New England, Amerika’nın gelişimi için gerekli beyin gücünü ve mali desteği sağlamışsa, Orta Atlantik Eyaletleri de kas gücünü temin etmiştir. Bölgenin en büyük eyaletleri, New York ile Pennsylvania ağır sanayinin (demir, çelik ve cam) merkezi haline geldi.
Orta Atlantik bölgesine, New England’dan daha çok çeşitli kökenden insan gelmişti. Felemenk asıllı göçmenler Hudson Nehri Vadisi’nin bugün New York Eyaleti olan aşağı bölümlerine, İsveçliler, Delaware’e yerleşti. İngiliz katolikleri Maryland’ı kurdu. İngiliz Protestan tarikatı olan Friends (Quakers) ise Pennsylvania’ya yerleşti. Zaman içinde bu yerleşim birimleri İngiltere’nin denetimine geçti ama bölge, farklı uluslardan insanlar için çekim merkezi olmaya devam etti.
İlk gelenler genelde çiftçiler ve tüccârlardı. Bölge, kuzey ile güney arasında köprü vazifesi gördü. Philadelphia, Pennsylvania’da güney ve kuzey kolonilerinin tam ortasında bulunuyordu. Amerikan Devrimi’ni organize eden ilk koloni delegelerinin toplandığı Kıta Kongresi’nin doğduğu yerdi. Aynı kent, 1776’da Bağımsızlık Bildirgesi’nin ve 1787’de ABD Anayasası’nın da doğum yeridir.

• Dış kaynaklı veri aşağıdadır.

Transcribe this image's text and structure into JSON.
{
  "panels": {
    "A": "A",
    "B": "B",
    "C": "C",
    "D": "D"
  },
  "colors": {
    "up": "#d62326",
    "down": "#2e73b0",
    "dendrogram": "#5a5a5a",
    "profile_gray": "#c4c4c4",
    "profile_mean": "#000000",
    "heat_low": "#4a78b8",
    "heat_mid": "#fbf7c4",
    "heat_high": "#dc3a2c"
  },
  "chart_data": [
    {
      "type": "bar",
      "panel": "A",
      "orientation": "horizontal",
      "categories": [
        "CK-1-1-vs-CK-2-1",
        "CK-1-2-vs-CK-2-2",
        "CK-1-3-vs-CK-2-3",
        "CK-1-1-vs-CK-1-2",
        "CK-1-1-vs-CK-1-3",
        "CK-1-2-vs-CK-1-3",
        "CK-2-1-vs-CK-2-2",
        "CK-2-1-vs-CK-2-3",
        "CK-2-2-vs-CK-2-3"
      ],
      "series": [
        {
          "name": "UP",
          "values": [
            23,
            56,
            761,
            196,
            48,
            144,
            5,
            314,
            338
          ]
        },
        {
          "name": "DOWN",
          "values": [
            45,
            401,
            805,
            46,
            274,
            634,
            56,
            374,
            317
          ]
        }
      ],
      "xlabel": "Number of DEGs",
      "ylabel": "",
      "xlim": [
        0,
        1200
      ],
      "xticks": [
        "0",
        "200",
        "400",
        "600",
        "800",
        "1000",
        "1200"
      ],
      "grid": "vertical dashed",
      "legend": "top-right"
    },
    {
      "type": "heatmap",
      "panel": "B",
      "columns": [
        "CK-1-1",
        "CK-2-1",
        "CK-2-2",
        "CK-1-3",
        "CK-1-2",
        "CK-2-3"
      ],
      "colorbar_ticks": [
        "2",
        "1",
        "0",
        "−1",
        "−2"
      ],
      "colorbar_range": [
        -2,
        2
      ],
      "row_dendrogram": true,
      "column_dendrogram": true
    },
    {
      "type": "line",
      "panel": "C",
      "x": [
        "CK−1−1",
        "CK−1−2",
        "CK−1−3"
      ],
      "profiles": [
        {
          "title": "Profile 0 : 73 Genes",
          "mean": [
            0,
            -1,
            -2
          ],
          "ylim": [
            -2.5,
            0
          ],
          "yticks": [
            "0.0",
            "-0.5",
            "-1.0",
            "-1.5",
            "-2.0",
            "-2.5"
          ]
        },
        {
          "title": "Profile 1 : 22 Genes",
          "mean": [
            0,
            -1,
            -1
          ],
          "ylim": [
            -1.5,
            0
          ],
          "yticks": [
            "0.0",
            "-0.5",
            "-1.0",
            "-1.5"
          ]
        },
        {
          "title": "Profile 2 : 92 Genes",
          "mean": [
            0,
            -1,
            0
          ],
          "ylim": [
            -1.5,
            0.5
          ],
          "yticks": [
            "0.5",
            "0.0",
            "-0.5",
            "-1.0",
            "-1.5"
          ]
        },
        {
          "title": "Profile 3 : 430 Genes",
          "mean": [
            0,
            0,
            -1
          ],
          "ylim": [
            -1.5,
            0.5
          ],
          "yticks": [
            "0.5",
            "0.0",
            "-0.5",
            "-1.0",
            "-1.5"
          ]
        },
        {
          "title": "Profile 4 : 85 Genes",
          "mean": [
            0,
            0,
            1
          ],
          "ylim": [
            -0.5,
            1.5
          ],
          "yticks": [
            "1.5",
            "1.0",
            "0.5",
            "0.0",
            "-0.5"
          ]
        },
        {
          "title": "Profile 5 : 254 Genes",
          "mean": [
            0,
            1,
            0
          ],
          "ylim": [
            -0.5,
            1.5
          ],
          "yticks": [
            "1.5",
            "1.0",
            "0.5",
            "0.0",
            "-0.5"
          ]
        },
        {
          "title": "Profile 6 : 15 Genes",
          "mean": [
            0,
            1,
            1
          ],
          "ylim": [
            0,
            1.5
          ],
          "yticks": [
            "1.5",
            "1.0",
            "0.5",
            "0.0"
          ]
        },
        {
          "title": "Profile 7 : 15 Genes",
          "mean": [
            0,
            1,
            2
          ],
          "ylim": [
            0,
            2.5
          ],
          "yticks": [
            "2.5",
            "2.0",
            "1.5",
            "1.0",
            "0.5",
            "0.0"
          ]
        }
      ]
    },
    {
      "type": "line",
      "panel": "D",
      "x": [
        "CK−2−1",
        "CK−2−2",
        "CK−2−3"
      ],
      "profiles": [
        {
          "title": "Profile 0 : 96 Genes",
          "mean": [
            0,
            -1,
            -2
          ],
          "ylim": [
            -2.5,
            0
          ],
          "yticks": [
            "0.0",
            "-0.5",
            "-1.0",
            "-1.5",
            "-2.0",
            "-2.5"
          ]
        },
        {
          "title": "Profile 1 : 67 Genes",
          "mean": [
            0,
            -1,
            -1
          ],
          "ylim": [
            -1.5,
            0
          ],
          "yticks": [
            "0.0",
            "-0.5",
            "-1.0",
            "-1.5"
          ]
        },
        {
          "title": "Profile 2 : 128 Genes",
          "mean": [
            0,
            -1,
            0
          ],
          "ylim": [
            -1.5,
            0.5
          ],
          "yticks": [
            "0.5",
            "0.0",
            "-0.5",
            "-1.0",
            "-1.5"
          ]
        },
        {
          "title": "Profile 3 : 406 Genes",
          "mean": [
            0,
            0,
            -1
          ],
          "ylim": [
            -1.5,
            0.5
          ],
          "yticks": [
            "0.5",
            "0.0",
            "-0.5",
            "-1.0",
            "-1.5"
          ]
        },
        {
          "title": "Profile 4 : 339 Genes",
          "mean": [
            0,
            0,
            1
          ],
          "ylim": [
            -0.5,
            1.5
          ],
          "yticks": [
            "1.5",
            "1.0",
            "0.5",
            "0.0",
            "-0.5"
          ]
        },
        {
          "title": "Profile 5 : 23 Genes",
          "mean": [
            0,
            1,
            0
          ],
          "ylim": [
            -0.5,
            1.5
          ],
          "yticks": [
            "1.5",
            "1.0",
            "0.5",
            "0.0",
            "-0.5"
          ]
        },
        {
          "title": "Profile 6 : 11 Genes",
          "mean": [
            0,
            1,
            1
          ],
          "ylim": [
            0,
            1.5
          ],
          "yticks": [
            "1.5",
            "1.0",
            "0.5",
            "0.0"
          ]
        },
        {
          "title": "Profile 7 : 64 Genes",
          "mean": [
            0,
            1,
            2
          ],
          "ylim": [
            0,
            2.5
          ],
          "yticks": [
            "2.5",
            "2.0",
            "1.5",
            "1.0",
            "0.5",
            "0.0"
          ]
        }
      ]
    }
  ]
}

Ağır sanayi bölgede yaygınlaştıkça, Hudson ve Delaware gibi nehirler de, merkezi deniz yollarına dönüştü. Deniz yolu üzerindeki kentler –Hudson üzerindeki New York, Delaware üzerindeki Philadelphia, Chesapeake Koyu’ndaki Baltimore- olağanüstü ölçüde büyüdü. New York bugün hâlâ ülkenin en büyük kenti olup, finans ve kültür merkezidir.
New England gibi Orta Atlantik de ağır sanayiini başka bölgelere taşıdı. Onlardan boşalan yeri ilaç imalâtı ve iletişim sanayi aldı.